Should I tell college I transferred high school because of a toxic relationship I had

okay I won’t get into much detail because it is too personal and it still kinda hurts.
Basically I transferred from one high school to another one after freshman year because I was in a toxic and mentally abusive relationship and wanted to put a stop to it and have a new start.
I’ve tried my best to not look back at it. But I was kinda forced to look back into it when Common App asked me why I transferred.
I talked about wanting a new and supportive environment but didn’t necessarily got into the reason behind it. It’s too personal and I feel that it would be awkward to talk to consoler. But the result was some really really bad writing bc I was trying so hard just to stay on the surface.
I don’t know, should I just get it all out for good? Or would colleges hate a story like this?

Congratulations on making a tough decision that improved your life.

Write the paper you want to write. The paper where you tell everything, reveal you deepest, innermost feelings about the relationship and how it affected your life. The paper where you tell exactly how much that relationship hurt you. Stay within the word count.

Then, immediately after finishing that paper, write another paper. One where you talk about all the academic benefits of the transfer, personal benefits of the transfer, logistical benefits of the transfer, and social benefits of the transfer. Do not mention the toxic relationship at all in this paper.

File the first paper away where you can read it whenever you want.
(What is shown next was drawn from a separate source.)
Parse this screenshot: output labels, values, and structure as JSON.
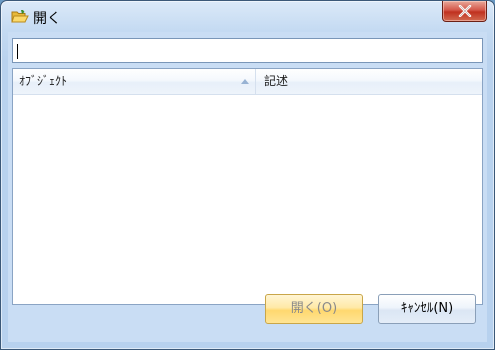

Use the second paper for the Common App.

Just give a short answer about what the new school offered you - better math classes, a marching band, Model UN, a better theater dept - whatever you liked about the new school.

My kids went to 3 high schools, because my job changed.
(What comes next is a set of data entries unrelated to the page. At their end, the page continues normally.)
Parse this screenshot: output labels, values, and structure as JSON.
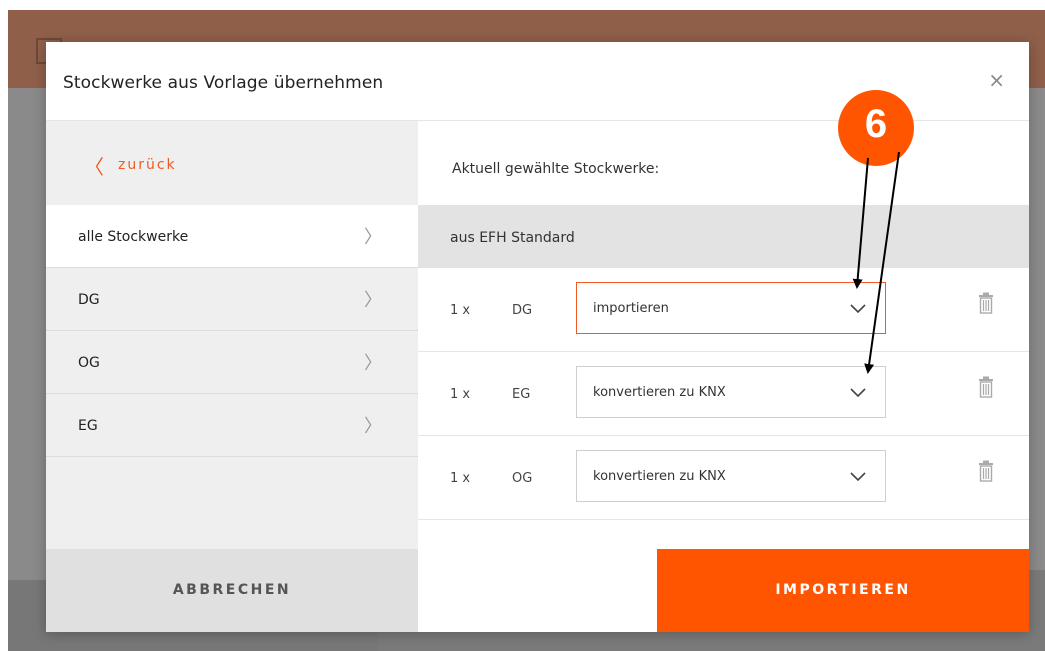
{
  "dialog": {
    "title": "Stockwerke aus Vorlage übernehmen",
    "close_symbol": "×"
  },
  "sidebar": {
    "back_label": "zurück",
    "back_icon": "chevron-left-icon",
    "items": [
      {
        "label": "alle Stockwerke",
        "active": true
      },
      {
        "label": "DG"
      },
      {
        "label": "OG"
      },
      {
        "label": "EG"
      }
    ]
  },
  "main": {
    "selected_title": "Aktuell gewählte Stockwerke:",
    "group_label": "aus EFH Standard",
    "rows": [
      {
        "qty": "1 x",
        "floor": "DG",
        "action": "importieren"
      },
      {
        "qty": "1 x",
        "floor": "EG",
        "action": "konvertieren zu KNX"
      },
      {
        "qty": "1 x",
        "floor": "OG",
        "action": "konvertieren zu KNX"
      }
    ]
  },
  "footer": {
    "cancel_label": "ABBRECHEN",
    "import_label": "IMPORTIEREN"
  },
  "annotation": {
    "badge_number": "6"
  },
  "colors": {
    "accent": "#ff5500",
    "link": "#f05a22"
  }
}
Agreeing with the above: the place to “get it all out for good” is NOT your college application. They don’t actually particularly care what the answer is, and I suspect is rarely attended to much. “Better opportunities” is perfectly valid, and can pertain to anything from APs offered to sports offered to a different student body. You don’t have to elaborate.
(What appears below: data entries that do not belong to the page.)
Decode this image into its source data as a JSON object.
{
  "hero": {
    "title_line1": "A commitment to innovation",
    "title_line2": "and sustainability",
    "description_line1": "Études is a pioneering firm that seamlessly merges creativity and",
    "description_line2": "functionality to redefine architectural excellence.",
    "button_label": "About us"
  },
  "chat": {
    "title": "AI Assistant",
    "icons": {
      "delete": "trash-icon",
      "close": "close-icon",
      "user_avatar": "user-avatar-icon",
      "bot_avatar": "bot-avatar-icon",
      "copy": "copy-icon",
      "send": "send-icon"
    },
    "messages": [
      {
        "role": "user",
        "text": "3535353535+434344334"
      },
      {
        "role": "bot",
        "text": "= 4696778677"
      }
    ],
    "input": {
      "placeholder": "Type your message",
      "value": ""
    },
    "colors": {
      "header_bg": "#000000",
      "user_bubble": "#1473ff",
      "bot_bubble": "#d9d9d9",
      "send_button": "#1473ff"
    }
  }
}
If it helps, think of a college application as a job application: you have your personal life and your professional life. The people doing the choosing want to know if you are the right person for the job., not about your personal relationships.

I agree with twinanddone. Keep it short, simple, and professional. Do not share the personal details of the toxic relationship.

Toxic relationship is none of their business. Your college application is a “marketing piece” intended to showcase how you can contribute to life on campus. You do not need to confess things that might be considered negatively (except as far as disciplinary records, etc. are required). On the off chance that it will make an admission officer, who knows nothing about you, question whether you will adjust well to their school, you should leave it out.

ETA — agree with @collegemom3717 that they don’t really care how you answer the question and won’t pay much attention to the answer, unless it says something like, “I set my old school on fire and burned it to the ground and they wouldn’t let me come back when it reopened.”

@EconPop Thank you, this is so kind and heart warming:)!

@CIEE83 Thank you for bringing the possible negative effect up. I’m doing actually better after I transferred.
Yes, I guess instead of this my grades, ec and interests should be suffice and what I want to use to present myself

@twoinanddone got it. thx!

@collegemom3717 Yes, thank you for rationalizing it for me!